Buck’s print of Thurgarton Hall 1726

Buck's print 1726

In 1770 the Tudor house and kitchen were demolished to make way for the present brick mansion and in 1854 the church which was “in a very poor state” was restored by the Nottingham architect T. C. Hine who added a north aisle and chancel to the old parish church.

Thurgarton today- parish church and Georgian house

Thurgarton Priory todayThroughout England and Wales a new class of men built their grand houses on the ruins of demolished monasteries. Some like William Cowper were wealthy city merchants who aspired to the life of their social betters – the landed aristocracy.
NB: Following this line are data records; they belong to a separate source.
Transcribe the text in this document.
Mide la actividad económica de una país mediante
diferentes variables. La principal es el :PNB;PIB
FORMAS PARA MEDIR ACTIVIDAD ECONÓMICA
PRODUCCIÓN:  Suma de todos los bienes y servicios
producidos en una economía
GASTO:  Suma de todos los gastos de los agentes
Within one generation almost a third of English land changed hands and that backbone of English county society was born – the landowning Anglican gentleman.

 

References

(1) National Archives, E 372/241 , Surrender of Thurgarton Priory 1538

 

(2) http://www.british-history.ac.uk/report.aspx?compid=40083

 

(3) http://www.british-history.ac.uk/report.aspx?compid=40092

 

(4) Trevor Foulds, The Thurgarton Cartulary (Stamford 1994 ) p.ccvi

 

(5) Letters and Papers, Foreign and Domestic. Henry VIII, J Gairdiner (Ed.) Vol.13, Parts 1 and 2, June and August 1538.